The scar that renewed our woe. (Lowell 29-32)
This shows that the now helps the persona heal and hides the pain that he once felt. The author also shows that life will go on after losing someone precious to you. This is shown when the writer says

Then, with eyes that saw not, I kissed her;

And she, kissing back, could not know

That my kiss was given to her sister,

Folded close under deepening snow. (Lowell 37-40)
This shows that even though the persona has lost his daughter, he still has his other daughter and with that, he can move on. One thing people may take from reading this poem is that though death is sorrowful, with time it will be okay.

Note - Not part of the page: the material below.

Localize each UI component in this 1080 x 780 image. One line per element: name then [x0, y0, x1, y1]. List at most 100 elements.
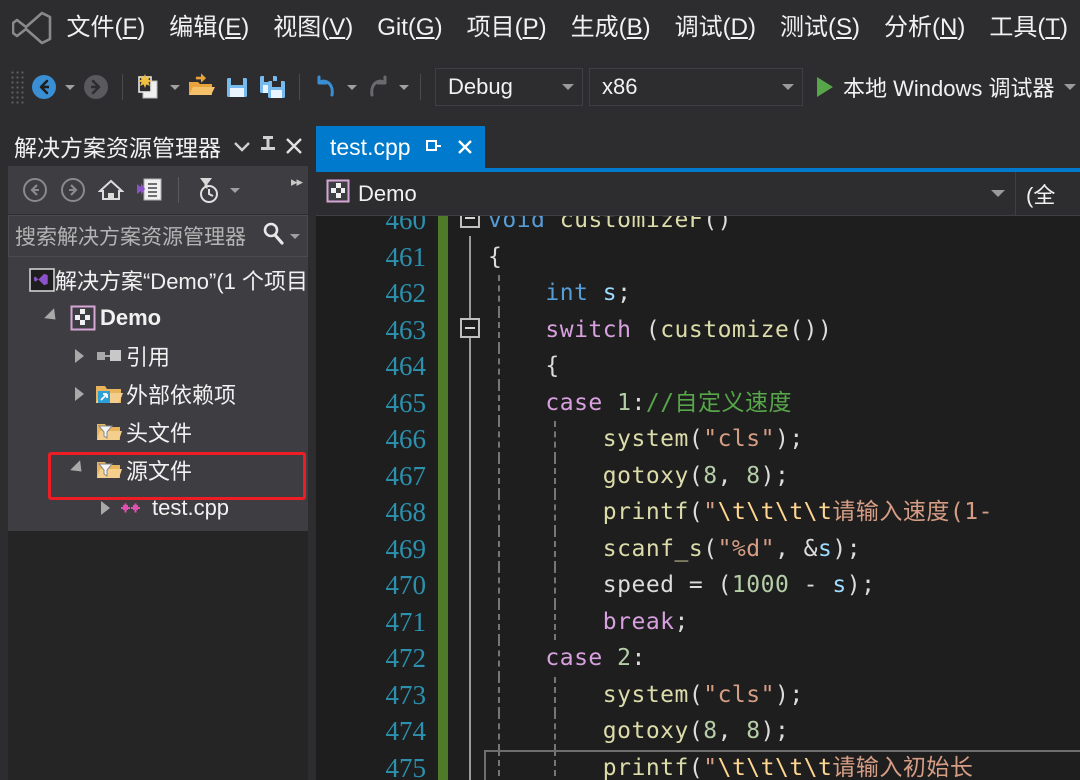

In Henry Wadsworth Longfellow’s “The Tide Rises, The Tide Falls,” death is portrayed as a part of life. Longfellow first shows that life goes on after someone dies. This is shown when the author states that the:

Darkness settles on roofs and walls,

But the sea, the sea in the darkness calls:

The little waves with their soft white hands,

Efface the footprints in the sands.


And the Tide rises, the tide falls. (Longfellow 6-10)
This shows that once someone dies, people will remember them but will eventually have to move on. Longfellow also shows that life doesn’t stop after your death. This is shown when he refers to when:

The morning breaks: the steeds in their stalls

Stamp and neigh, as the hostler calls:

The day returns, but nevermore

Returns the traveler to the shore,


And the tide rises, the tide falls. (Longfellow 11-15)
This shows that even when someone dies the cycle of life will continue as it does after every death. Longfellow also shows that death is a part of life. This is shown when the author states that “the tide rises, the tide falls” (Longfellow 15). This is an extended metaphor of the cycle of birth and death. Something that people can take from this poem is that death will happen sooner or later and there is no way to escape it

All in all, “A Psalm of Life,” by Henry Wadsworth Longfellow, “The First Snowfall,” by Oliver Wendell Holmes, and “The Tide Rises, The Tide Falls,” by Henry Wordsworth Longfellow portray the theme of death in different ways. Death is usually taken in a very hard way with sorrow and depression but through the writing of these authors, people can gain the knowledge of realizing that life will go on through patients. Death can also be viewed as a paradise from reality as an endless dream. People should not be afraid of death because there is nothing to fear. The only thing that matters is the mark that these people are leaving on the civilization they are leaving behind.